In November 1942, the Royal Navy transferred Leamington to the Royal Canadian Navy, joining the Western Local Escort Force, escorting convoys from New York and Halifax, Nova Scotia to off Newfoundland, where the convoys were handed over to the Mid-Ocean Escort Force. She experienced extremely bad weather, with extensive icing conditions, while operating in the North Atlantic in late 1942 and early 1943. At one point, the ship reached Halifax after a severe gale on 22 January 1943, coated from bridge to forecastle deck with ice varying from 2–10 ft thick.

In April 1943, Leamington collided with the American minesweeper and was under repair at Halifax until 3 June. Later that month, she collided with the merchant ship Mortimer and was repaired at Norfolk, Virginia with work continuing until October 1943.

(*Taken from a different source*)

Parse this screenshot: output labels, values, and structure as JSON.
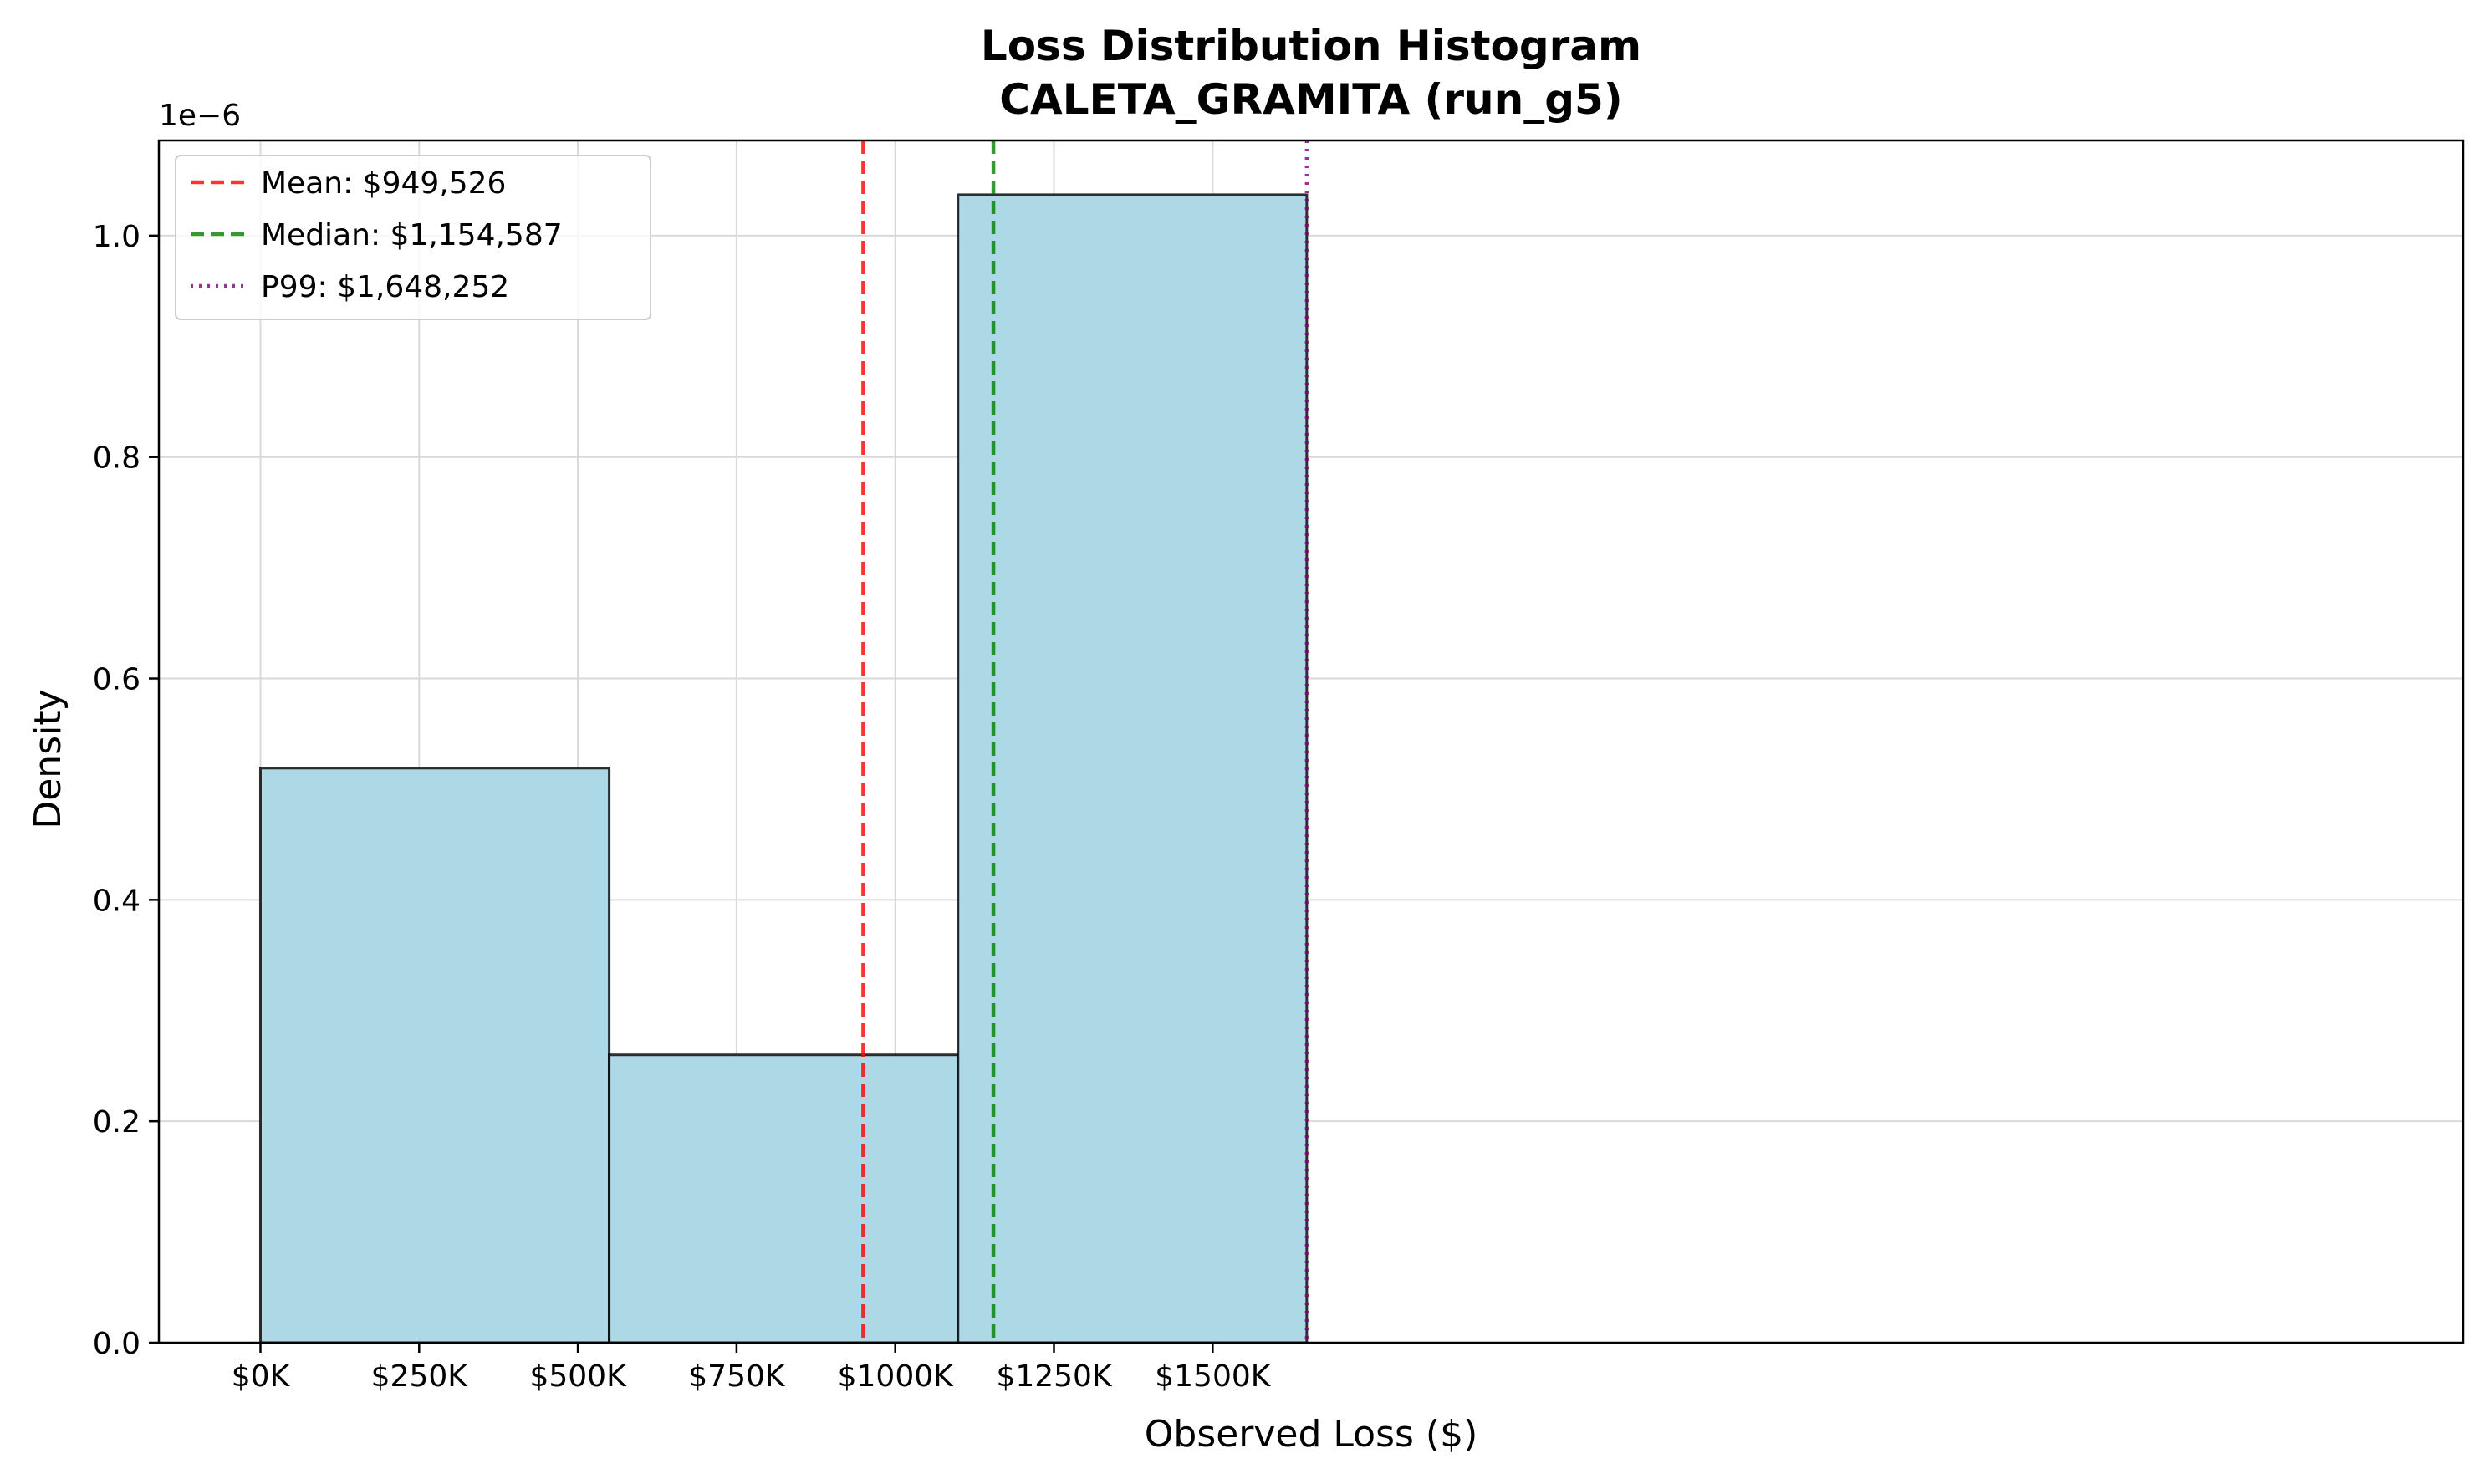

=== Soviet Navy service ===
Departing Halifax on 22 December, Leamington returned to the British Isles and reverted to Royal Navy control. After a period of service based at Rosyth, Scotland, Leamington was placed in reserve at the Tyne. However, on 16 June 1944, the British loaned the ship to the Russians, who renamed her Zhguchy (rus. Жгучий, "Fiery"). She served under the Russian flag through 1949 and was returned to Great Britain in 1950, when she starred in the Trevor Howard film Gift Horse as the fictional "HMS Ballantrae", (ex- "USS Whittier") which depicted the St Nazaire Raid. She was subsequently sold to John Cashmore Ltd and broken up for scrap at Newport, Wales on 26 July 1951.